The first standard — rational basis review — is the most forgiving.  Under rational basis review, a litigant challenging a law on constitutional grounds “bear[s] the burden of proving that it does not bear a rational relation to any conceivably legitimate governmental purpose—even a hypothetical one.  With vanishingly few exceptions, nearly all laws satisfy this standard.

The second standard, known as “intermediate scrutiny,” raises the stakes considerably.   Under this . . .  a law “must serve important governmental objectives, and . . . the discriminatory means employed must be substantially related to the achievement of those objectives.”  
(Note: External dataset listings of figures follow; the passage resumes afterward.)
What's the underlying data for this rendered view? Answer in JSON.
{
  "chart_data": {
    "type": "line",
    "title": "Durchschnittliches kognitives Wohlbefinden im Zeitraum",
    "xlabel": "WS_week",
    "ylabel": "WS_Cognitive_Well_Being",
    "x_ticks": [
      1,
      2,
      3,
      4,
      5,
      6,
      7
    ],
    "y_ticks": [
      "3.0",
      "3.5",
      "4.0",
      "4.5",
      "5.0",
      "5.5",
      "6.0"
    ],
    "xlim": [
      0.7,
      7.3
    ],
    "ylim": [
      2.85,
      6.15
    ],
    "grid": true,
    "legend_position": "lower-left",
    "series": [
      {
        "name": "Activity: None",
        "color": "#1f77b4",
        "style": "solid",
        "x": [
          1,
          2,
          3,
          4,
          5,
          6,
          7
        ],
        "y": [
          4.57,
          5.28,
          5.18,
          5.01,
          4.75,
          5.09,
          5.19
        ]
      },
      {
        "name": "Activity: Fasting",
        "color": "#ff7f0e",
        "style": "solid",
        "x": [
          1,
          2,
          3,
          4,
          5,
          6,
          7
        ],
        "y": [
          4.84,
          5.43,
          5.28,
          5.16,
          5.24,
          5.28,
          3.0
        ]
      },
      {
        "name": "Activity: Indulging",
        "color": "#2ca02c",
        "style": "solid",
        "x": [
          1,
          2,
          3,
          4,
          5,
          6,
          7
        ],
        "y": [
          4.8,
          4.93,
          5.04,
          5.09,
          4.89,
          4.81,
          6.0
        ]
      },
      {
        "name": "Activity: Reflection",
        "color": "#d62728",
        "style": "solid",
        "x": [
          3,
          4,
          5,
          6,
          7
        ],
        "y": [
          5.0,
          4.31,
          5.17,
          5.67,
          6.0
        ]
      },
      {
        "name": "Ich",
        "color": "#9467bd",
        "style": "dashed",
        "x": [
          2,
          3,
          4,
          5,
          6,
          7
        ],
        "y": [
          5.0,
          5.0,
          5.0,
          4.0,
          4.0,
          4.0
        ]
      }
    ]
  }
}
The third standard of review, which is the most rigorous, is “strict scrutiny.”  Under strict scrutiny, the government must prove that the challenged law is both narrowly tailored and the least-restrictive means available to further a compelling governmental interest.”  Strict scrutiny applies in areas such as racial and religious discrimination, and it also applies to many claims involving free speech.

# # # #

I have yet to see any valid government justification in support of the HOA legal scheme that deprives citizens of their constitutional and fundamental rights. Some have argued that it eases the state/county’s financial burden as a legitimate government interest. However, the HOA scheme must be reviewed under strict scrutiny as it damages the members’ rights and freedoms. Furthermore, the claim that the member agreed to the Declaration and surrendered and waived his rights has come under criticism as an invalid surrender in the courts.

Source: Constitutional Standards of Scrutiny (link: Supreme Court of Tennessee Blog)

Landmark FL HOA law imposes criminal conduct

FL Session Law, Ch. 229 (2023), “Homeowners’ Associations  Bill of Rights,” adds the following section imposing misdemeanor charges against certain violations for fraudulent elections.

FL § 720.3065. “Fraudulent voting activities relating to association elections; penalties.—Each of the following acts is a fraudulent voting activity relating to association elections and constitutes a misdemeanor of the first degree, punishable as provided in s. 775.082 or s. 775.083

This is a landmark bill that imposes criminal penalties on the conduct of the HOA and all persons involved in fraudulent HOA elections.  Recent court decisions have held the private government HOAs are public entities with respect issues concerning the governance of the HOA.

Criticism of the board’s conduct is subject to the constitutional protections of free speech. The Nevada Supreme Court opinion in Kosor ((Kosor v. Olympia Companies, NV No, 75669 (Dec. 31, 2020))  held that HOAs are public forums and referenced several California opinions serving as legal precedent.

 “[A] unit owner’s association or a planned community association (association) may not prohibit a unit owner or member (member) from peacefully assembling and using private or common elements of the community . . . legitimate and valid criticisms of your HOA and its president and board are protected from HOA lawsuits of defamation and libel.”

I find it incredible that there are homeowner rights advocates who find it difficult to see how challenges of constitutionality apply to private government HOAs. The 14th Amendment, Section 1, in part, “No state shall make or enforce any law which shall abridge the privileges or immunities of citizens of the United States.”